The 5 Hosts (aka The 5 guys relegated to hosting reality show programs because they have no discernible talents of their own) are out to open the show and get this…they’ve got nothing. It’s not a bit. They really are such blow-hards that they couldn’t agree for a direction for the opening of the show. HaHaHa. B-holes.

Oooh. Talk about B-holes. Piven wins for Best Supporting Actor-Comedy. Listen to me children, A good heairpiece will inevitably make all the difference in your career. Even if it’s in the janitorial services industry. It is ALWAYS about the hair.

They re-created the Seinfeld diner. It looks nothing like the Seinfeld diner. Thanks TV production magic! And Best Supporting Actress Comedy goes to Jean Smart (who apprarently has like 17 of the babies already, for her amazing ability to play women of a certain age with Southern accents – Did you know she’s really from Minnesota? And she’s 19? And she’s a size 00? That’s ACT-ing).

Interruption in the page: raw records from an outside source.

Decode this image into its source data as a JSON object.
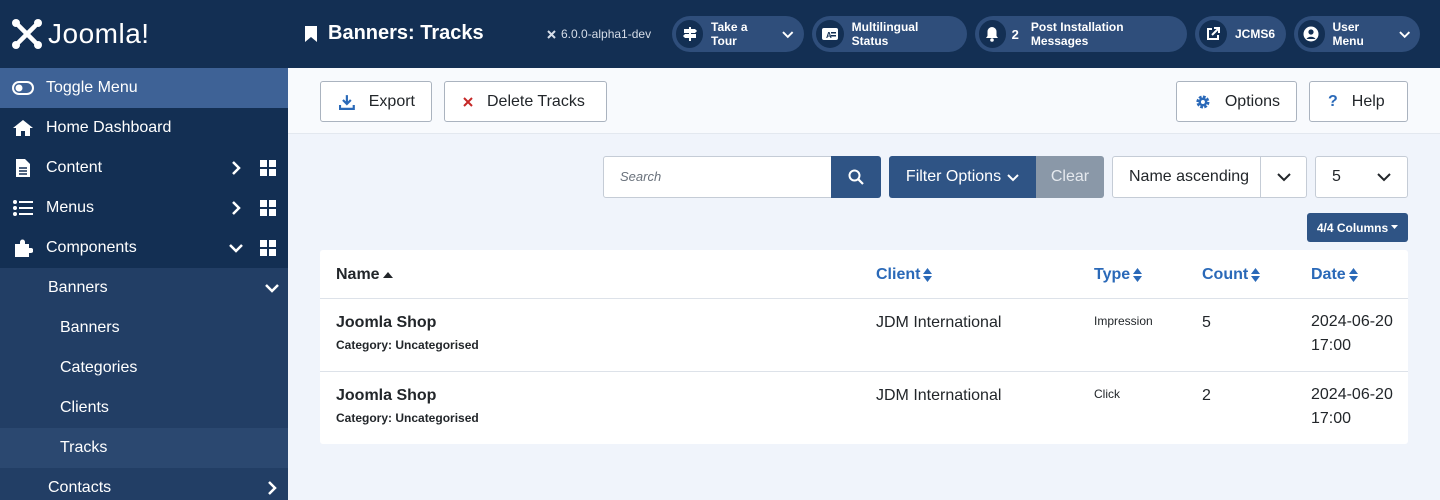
{
  "sidebar": {
    "logo": "Joomla!",
    "toggle": "Toggle Menu",
    "items": [
      {
        "label": "Home Dashboard"
      },
      {
        "label": "Content"
      },
      {
        "label": "Menus"
      },
      {
        "label": "Components"
      }
    ],
    "banners_group": "Banners",
    "sub_items": [
      {
        "label": "Banners"
      },
      {
        "label": "Categories"
      },
      {
        "label": "Clients"
      },
      {
        "label": "Tracks"
      }
    ],
    "contacts": "Contacts"
  },
  "header": {
    "title": "Banners: Tracks",
    "version": "6.0.0-alpha1-dev",
    "tour": "Take a Tour",
    "multilingual": "Multilingual Status",
    "notification_count": "2",
    "post_install": "Post Installation Messages",
    "site": "JCMS6",
    "user": "User Menu"
  },
  "toolbar": {
    "export": "Export",
    "delete": "Delete Tracks",
    "options": "Options",
    "help": "Help"
  },
  "filters": {
    "search_placeholder": "Search",
    "filter_options": "Filter Options",
    "clear": "Clear",
    "ordering": "Name ascending",
    "limit": "5",
    "columns": "4/4 Columns"
  },
  "table": {
    "columns": [
      "Name",
      "Client",
      "Type",
      "Count",
      "Date"
    ],
    "rows": [
      {
        "name": "Joomla Shop",
        "category": "Category: Uncategorised",
        "client": "JDM International",
        "type": "Impression",
        "count": "5",
        "date1": "2024-06-20",
        "date2": "17:00"
      },
      {
        "name": "Joomla Shop",
        "category": "Category: Uncategorised",
        "client": "JDM International",
        "type": "Click",
        "count": "2",
        "date1": "2024-06-20",
        "date2": "17:00"
      }
    ]
  },
  "colors": {
    "sidebar": "#132f53",
    "accent": "#2f5485",
    "link": "#2a69b8"
  }
}
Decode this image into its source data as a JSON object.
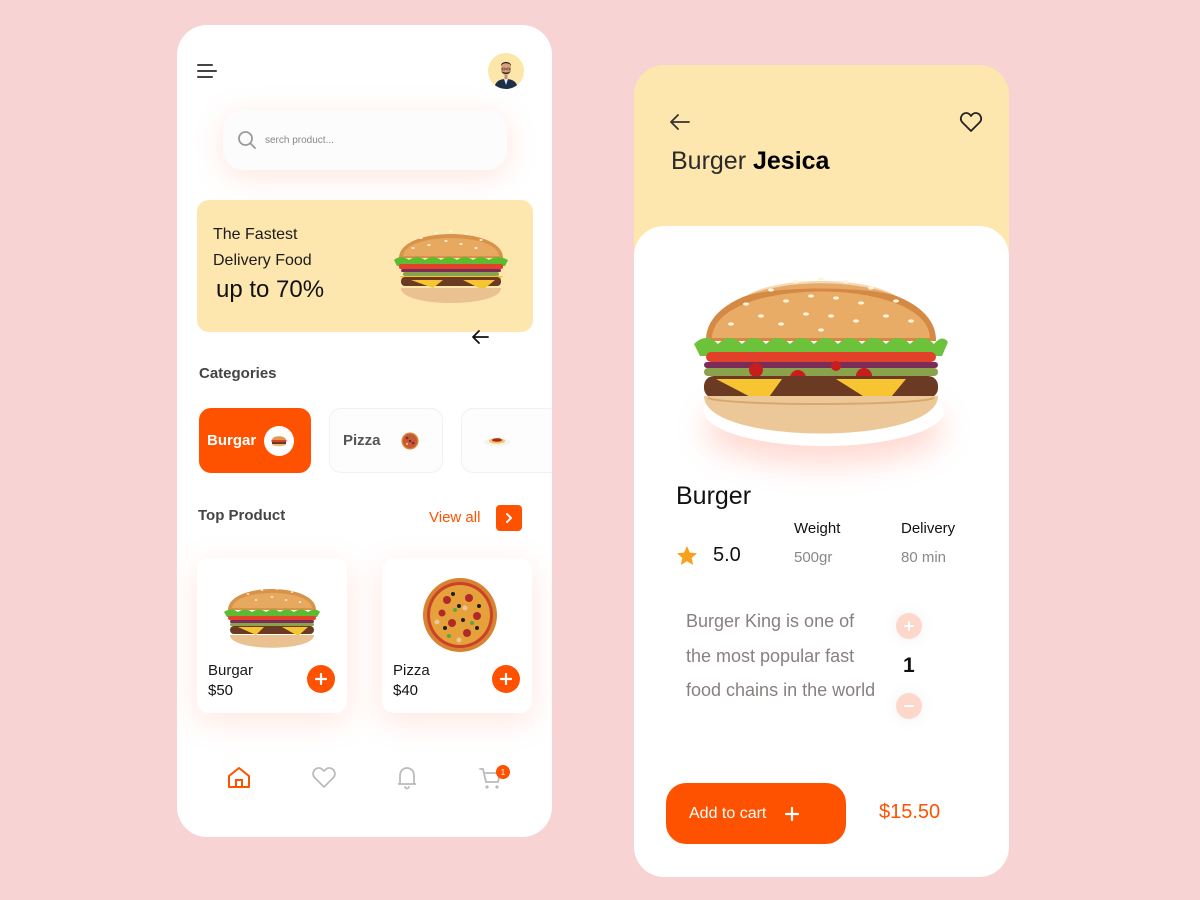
{
  "colors": {
    "background": "#f7d3d3",
    "accent": "#ff5200",
    "promo_bg": "#fde7ae",
    "star": "#f9a01b"
  },
  "home": {
    "search": {
      "placeholder": "serch product..."
    },
    "promo": {
      "line1": "The Fastest",
      "line2": "Delivery Food",
      "line3": "up to 70%"
    },
    "categories": {
      "title": "Categories",
      "items": [
        {
          "label": "Burgar",
          "icon": "burger-icon",
          "active": true
        },
        {
          "label": "Pizza",
          "icon": "pizza-icon",
          "active": false
        },
        {
          "label": "",
          "icon": "pasta-icon",
          "active": false
        }
      ]
    },
    "top_product": {
      "title": "Top Product",
      "view_all": "View all",
      "items": [
        {
          "name": "Burgar",
          "price": "$50",
          "icon": "burger-image"
        },
        {
          "name": "Pizza",
          "price": "$40",
          "icon": "pizza-image"
        }
      ]
    },
    "nav": {
      "items": [
        {
          "name": "home-icon",
          "active": true
        },
        {
          "name": "heart-icon",
          "active": false
        },
        {
          "name": "bell-icon",
          "active": false
        },
        {
          "name": "cart-icon",
          "active": false
        }
      ],
      "cart_badge": "1"
    }
  },
  "detail": {
    "title_light": "Burger",
    "title_bold": "Jesica",
    "product_name": "Burger",
    "rating": "5.0",
    "weight_label": "Weight",
    "weight_value": "500gr",
    "delivery_label": "Delivery",
    "delivery_value": "80 min",
    "description": "Burger King is one of the most popular fast food chains in the world",
    "quantity": "1",
    "add_to_cart": "Add to cart",
    "price": "$15.50"
  }
}
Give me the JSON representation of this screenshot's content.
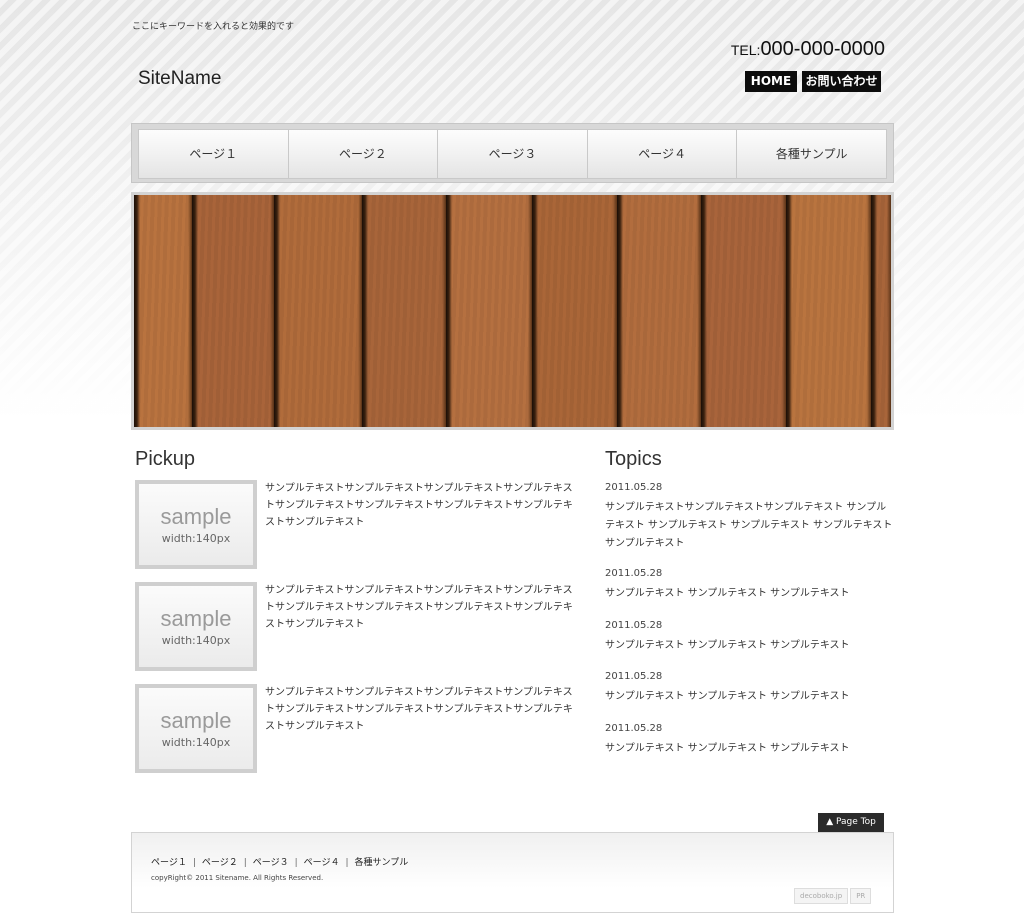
{
  "header": {
    "tagline": "ここにキーワードを入れると効果的です",
    "site_name": "SiteName",
    "tel_label": "TEL:",
    "tel_number": "000-000-0000",
    "home_label": "HOME",
    "contact_label": "お問い合わせ"
  },
  "nav": {
    "items": [
      "ページ１",
      "ページ２",
      "ページ３",
      "ページ４",
      "各種サンプル"
    ]
  },
  "pickup": {
    "title": "Pickup",
    "thumb_word": "sample",
    "thumb_size": "width:140px",
    "items": [
      "サンプルテキストサンプルテキストサンプルテキストサンプルテキストサンプルテキストサンプルテキストサンプルテキストサンプルテキストサンプルテキスト",
      "サンプルテキストサンプルテキストサンプルテキストサンプルテキストサンプルテキストサンプルテキストサンプルテキストサンプルテキストサンプルテキスト",
      "サンプルテキストサンプルテキストサンプルテキストサンプルテキストサンプルテキストサンプルテキストサンプルテキストサンプルテキストサンプルテキスト"
    ]
  },
  "topics": {
    "title": "Topics",
    "items": [
      {
        "date": "2011.05.28",
        "text": "サンプルテキストサンプルテキストサンプルテキスト サンプルテキスト サンプルテキスト サンプルテキスト サンプルテキスト サンプルテキスト"
      },
      {
        "date": "2011.05.28",
        "text": "サンプルテキスト サンプルテキスト サンプルテキスト"
      },
      {
        "date": "2011.05.28",
        "text": "サンプルテキスト サンプルテキスト サンプルテキスト"
      },
      {
        "date": "2011.05.28",
        "text": "サンプルテキスト サンプルテキスト サンプルテキスト"
      },
      {
        "date": "2011.05.28",
        "text": "サンプルテキスト サンプルテキスト サンプルテキスト"
      }
    ]
  },
  "pagetop_label": "▲ Page Top",
  "footer": {
    "links": [
      "ページ１",
      "ページ２",
      "ページ３",
      "ページ４",
      "各種サンプル"
    ],
    "separator": "|",
    "copyright": "copyRight© 2011 Sitename. All Rights Reserved.",
    "badge_left": "decoboko.jp",
    "badge_right": "PR"
  },
  "colors": {
    "accent_dark": "#0c0c0c",
    "wood": "#b06a3a"
  }
}
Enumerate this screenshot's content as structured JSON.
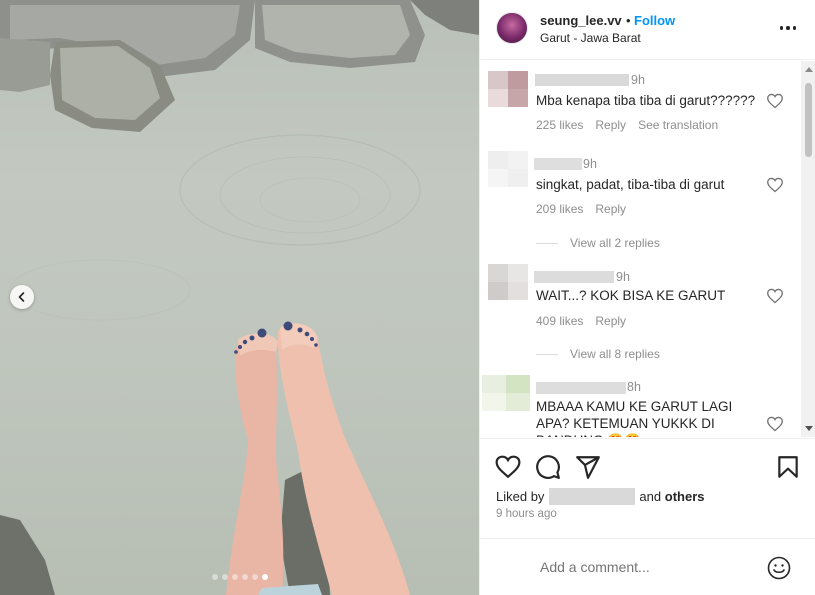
{
  "post": {
    "username": "seung_lee.vv",
    "separator": "•",
    "follow_label": "Follow",
    "location": "Garut - Jawa Barat",
    "carousel": {
      "dot_count": 6,
      "active_index": 5
    }
  },
  "comments": [
    {
      "time": "9h",
      "text": "Mba kenapa tiba tiba di garut??????",
      "likes": "225 likes",
      "reply_label": "Reply",
      "translate_label": "See translation",
      "replies_label": ""
    },
    {
      "time": "9h",
      "text": "singkat, padat, tiba-tiba di garut",
      "likes": "209 likes",
      "reply_label": "Reply",
      "translate_label": "",
      "replies_label": "View all 2 replies"
    },
    {
      "time": "9h",
      "text": "WAIT...? KOK BISA KE GARUT",
      "likes": "409 likes",
      "reply_label": "Reply",
      "translate_label": "",
      "replies_label": "View all 8 replies"
    },
    {
      "time": "8h",
      "text": "MBAAA KAMU KE GARUT LAGI APA? KETEMUAN YUKKK DI BANDUNG 😍😍",
      "likes": "",
      "reply_label": "",
      "translate_label": "",
      "replies_label": ""
    }
  ],
  "footer": {
    "liked_by_prefix": "Liked by",
    "liked_by_suffix_and": "and",
    "liked_by_others": "others",
    "time_ago": "9 hours ago",
    "add_comment_placeholder": "Add a comment..."
  },
  "icons": {
    "like": "heart-icon",
    "comment": "comment-icon",
    "share": "share-icon",
    "save": "bookmark-icon",
    "emoji": "emoji-icon",
    "more": "more-options-icon",
    "prev": "chevron-left-icon"
  },
  "colors": {
    "accent": "#0095f6",
    "text": "#262626",
    "secondary_text": "#8e8e8e",
    "border": "#efefef",
    "water": "#c3c9c1"
  }
}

Conan presents and “was gonna do some more material but Katherine Heigl said it wasn’t Emmy-worthy” Take that, You Ungrateful So-and-So!

Daily Show wins Best Comedy, Musical or Variety just after The Colbert Report wins for the writing in that same category so everybody’s happy.

Josh Groban sings a few measures of a bunch of television theme songs, including the rapping of Fresh Prince of BelAir’s intro. Quelle Suprise, Not Bad.